Pur mantenendo le sonorità in un ambito acustico, per lo più voce e piano,
Juarez ha già tutte le tipologie del suono di Allen: quel misto di country e mexican, di epico e tragico, di narrativo e irriverente. Il tutto condito con forti dosi di humor. Musicista estroverso, Allen aveva edito questo disco non con l'intenzione di venderlo ma piuttosto come partitura musicale per accompagnare delle istallazioni artistiche. Infatti, oltre che musicista, è anche artista visuale, sculture e pittore e Juarez è la colonna sonora di una serie di immagini.
Le prime copie del vinile erano state pubblicate con una serie di litografie che illustravano i caratteri che popolano le canzoni del disco. Originale, personale, idiosincratico Allen aveva già iniziato, quasi senza volerlo, il suo viaggio nella musica.
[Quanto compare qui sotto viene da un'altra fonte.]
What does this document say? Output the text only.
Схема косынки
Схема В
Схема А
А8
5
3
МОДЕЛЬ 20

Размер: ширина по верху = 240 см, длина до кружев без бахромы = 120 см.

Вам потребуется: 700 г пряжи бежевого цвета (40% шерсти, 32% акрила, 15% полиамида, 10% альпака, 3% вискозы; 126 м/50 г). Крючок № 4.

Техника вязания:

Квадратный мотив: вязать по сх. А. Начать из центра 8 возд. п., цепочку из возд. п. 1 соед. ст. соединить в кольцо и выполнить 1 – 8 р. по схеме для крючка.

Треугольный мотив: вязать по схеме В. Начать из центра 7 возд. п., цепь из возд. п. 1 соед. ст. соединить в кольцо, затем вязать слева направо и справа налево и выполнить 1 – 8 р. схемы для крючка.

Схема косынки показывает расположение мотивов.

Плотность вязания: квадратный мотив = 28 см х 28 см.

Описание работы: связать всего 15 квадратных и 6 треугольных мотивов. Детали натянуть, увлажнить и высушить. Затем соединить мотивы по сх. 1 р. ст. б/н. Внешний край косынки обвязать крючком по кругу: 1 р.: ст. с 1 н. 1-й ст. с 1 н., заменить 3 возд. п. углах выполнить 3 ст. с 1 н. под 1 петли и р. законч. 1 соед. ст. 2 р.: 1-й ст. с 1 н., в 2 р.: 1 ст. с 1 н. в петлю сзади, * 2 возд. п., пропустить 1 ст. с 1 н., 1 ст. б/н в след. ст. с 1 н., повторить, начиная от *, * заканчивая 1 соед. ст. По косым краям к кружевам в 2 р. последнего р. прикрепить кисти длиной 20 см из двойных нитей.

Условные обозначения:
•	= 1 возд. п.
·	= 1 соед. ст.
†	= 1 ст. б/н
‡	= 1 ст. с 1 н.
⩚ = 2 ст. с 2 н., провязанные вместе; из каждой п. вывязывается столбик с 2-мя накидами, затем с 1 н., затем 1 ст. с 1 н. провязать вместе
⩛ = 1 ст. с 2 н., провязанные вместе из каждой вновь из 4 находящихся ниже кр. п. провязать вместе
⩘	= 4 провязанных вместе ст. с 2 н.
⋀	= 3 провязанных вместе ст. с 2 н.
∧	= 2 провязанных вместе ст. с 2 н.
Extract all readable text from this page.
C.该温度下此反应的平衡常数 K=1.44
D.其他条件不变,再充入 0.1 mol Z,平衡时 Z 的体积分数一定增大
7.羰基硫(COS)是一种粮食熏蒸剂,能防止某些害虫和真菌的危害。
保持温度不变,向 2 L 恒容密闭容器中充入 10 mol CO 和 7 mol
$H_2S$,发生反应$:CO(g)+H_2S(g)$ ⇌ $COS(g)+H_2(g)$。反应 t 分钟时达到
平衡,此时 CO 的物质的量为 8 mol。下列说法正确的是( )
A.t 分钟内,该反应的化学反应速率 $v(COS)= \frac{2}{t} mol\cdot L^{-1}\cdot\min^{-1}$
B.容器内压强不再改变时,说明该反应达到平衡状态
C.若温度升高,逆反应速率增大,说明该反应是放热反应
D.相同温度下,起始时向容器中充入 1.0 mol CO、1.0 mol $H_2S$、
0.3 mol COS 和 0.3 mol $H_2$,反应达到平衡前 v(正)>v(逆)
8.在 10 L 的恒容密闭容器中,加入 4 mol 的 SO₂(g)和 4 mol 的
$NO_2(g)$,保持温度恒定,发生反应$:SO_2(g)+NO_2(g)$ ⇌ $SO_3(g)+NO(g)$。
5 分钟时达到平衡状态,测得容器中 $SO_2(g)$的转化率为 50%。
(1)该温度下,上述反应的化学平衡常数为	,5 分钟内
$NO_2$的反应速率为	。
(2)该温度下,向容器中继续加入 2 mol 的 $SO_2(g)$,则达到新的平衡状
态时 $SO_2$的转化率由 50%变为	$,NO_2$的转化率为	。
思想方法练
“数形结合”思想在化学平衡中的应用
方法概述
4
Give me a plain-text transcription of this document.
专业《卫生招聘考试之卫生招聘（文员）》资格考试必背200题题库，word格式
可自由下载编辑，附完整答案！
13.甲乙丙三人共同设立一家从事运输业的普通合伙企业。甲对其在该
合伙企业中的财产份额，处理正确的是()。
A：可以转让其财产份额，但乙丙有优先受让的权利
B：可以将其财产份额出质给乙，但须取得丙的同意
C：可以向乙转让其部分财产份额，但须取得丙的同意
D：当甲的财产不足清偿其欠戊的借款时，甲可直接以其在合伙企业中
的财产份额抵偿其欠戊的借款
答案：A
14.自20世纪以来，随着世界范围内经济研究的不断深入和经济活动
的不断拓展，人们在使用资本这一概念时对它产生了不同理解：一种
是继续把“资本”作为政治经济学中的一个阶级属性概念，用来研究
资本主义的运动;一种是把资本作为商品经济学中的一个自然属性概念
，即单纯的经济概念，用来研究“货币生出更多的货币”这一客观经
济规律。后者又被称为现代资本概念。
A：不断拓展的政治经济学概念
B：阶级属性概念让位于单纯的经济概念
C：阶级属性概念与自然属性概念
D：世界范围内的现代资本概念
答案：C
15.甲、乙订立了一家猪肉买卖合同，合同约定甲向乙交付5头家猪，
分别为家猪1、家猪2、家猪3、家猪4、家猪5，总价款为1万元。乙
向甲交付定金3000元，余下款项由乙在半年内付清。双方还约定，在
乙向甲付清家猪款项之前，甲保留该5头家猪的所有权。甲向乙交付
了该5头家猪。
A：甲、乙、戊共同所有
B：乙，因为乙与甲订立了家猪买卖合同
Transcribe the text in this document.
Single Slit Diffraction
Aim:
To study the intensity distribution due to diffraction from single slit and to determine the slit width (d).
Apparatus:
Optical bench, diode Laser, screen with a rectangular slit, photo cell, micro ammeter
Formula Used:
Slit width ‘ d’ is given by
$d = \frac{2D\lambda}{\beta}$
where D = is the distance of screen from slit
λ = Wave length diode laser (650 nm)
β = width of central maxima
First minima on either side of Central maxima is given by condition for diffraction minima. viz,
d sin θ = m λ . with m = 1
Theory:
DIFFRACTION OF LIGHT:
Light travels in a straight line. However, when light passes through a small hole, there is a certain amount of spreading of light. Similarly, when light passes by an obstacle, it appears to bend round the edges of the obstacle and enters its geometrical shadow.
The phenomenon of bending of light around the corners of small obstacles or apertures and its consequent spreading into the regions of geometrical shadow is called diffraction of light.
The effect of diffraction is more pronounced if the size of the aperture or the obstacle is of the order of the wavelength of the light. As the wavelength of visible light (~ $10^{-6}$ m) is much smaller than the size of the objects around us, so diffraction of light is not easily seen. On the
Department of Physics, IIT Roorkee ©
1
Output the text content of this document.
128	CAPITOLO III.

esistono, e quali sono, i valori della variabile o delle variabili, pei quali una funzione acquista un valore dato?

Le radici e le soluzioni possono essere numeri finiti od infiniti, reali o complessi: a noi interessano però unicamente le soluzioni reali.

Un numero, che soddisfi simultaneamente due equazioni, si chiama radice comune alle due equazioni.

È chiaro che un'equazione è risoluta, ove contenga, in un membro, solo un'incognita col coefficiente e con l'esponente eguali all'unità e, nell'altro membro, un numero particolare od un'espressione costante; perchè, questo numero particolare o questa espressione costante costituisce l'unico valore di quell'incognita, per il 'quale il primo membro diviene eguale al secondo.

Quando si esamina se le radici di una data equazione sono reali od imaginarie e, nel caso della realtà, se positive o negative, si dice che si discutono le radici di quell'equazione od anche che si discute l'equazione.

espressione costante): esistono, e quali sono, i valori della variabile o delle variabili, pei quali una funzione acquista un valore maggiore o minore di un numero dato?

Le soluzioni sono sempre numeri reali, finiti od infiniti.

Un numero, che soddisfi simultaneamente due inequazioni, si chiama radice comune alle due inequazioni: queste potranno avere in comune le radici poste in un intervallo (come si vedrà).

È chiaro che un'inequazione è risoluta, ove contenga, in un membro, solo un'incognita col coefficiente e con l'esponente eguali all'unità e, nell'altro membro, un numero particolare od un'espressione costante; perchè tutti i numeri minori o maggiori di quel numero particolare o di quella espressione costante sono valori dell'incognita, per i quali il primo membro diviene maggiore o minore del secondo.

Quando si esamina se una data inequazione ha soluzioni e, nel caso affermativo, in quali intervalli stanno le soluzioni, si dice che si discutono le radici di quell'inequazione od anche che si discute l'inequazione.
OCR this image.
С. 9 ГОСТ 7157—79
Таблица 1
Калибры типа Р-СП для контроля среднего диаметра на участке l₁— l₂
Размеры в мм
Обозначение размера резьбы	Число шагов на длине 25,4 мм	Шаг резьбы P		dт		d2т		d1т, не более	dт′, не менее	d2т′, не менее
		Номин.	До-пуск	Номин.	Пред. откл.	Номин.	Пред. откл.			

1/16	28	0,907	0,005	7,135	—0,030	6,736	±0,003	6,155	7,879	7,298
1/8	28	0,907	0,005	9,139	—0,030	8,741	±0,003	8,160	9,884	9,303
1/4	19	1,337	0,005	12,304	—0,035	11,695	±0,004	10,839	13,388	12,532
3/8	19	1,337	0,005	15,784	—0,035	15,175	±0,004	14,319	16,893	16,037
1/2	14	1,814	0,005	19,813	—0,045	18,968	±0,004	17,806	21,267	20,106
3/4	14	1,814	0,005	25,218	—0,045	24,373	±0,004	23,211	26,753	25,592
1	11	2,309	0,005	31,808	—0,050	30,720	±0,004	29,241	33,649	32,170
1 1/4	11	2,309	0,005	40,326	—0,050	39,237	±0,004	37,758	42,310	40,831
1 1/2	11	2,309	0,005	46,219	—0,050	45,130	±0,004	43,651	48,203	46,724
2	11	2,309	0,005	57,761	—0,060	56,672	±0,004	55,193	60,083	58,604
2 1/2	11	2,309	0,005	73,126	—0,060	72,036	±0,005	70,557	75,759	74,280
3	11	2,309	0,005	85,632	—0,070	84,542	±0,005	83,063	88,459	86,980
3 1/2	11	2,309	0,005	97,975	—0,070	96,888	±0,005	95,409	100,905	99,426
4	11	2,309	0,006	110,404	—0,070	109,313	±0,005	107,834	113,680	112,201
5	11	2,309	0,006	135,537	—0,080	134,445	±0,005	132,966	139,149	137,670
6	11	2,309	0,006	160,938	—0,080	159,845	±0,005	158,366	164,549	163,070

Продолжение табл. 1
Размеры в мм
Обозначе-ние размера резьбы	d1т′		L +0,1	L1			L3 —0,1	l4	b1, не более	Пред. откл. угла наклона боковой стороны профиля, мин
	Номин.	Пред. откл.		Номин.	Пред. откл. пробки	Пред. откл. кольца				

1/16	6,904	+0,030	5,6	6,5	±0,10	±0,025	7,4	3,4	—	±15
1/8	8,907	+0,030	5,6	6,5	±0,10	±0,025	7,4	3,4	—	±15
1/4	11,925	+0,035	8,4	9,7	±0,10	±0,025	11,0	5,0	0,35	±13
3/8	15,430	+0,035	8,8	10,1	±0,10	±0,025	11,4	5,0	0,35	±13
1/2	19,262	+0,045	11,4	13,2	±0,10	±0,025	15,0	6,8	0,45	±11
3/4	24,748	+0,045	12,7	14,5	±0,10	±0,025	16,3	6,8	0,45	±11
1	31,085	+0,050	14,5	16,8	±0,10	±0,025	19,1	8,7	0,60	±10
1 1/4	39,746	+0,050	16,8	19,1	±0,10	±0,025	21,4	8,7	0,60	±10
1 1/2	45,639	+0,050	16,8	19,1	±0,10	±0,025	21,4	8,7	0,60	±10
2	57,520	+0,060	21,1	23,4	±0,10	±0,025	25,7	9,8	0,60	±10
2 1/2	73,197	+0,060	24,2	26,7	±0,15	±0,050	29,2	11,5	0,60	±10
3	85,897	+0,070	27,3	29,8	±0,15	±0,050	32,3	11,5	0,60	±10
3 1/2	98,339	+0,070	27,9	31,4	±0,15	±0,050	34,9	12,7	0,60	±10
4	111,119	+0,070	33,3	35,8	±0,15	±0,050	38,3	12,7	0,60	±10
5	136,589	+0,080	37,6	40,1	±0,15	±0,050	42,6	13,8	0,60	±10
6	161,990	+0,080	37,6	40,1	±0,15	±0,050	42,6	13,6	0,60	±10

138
Riascoltato oggi, a quasi trenta anni dalla sua pubblicazione, Juarez è ancora misterioso ed affascinante e la sua musicalità scarna lo rende anche più appetibile perché i suoni sono diretti e le canzoni piene di pathos.
Terry canta e suona già con grande perizia, mentre alle chitarre si alternano, di tanto in tanto,
Peter Kaukonen e
Greg Douglas. La durata si avvicina all'ora e, per dare una patina più attuale al disco, il nostro ha registrato due brani alla fine dello scorso anno in compagnia di
Lloyd Maines,
Bukka Allen,
Davis McLarty,
Richard Bowden. Due canzoni splendide: lo struggente strumentale di chiara matrice messicana, evocativo e malinconico,
El Camino Instrumental e
El Camino, in versione cantata, più allegra, quasi danzereccia e festaiola, con la sua atmosfera da festa paesana trasportata nei prati del Texas, pur mantenendo le sue origine messicane.
Due brani che chiudono un disco pieno di canzoni ancora affascinanti, canzoni che rispondono ai titoli
La Despedida,
Cortez Sail,
Dogwood,
The Radio and Real Life,
What of Alicia,
Four Corners. Per conoscere a fondo uno dei grandi della musica di confine Americana.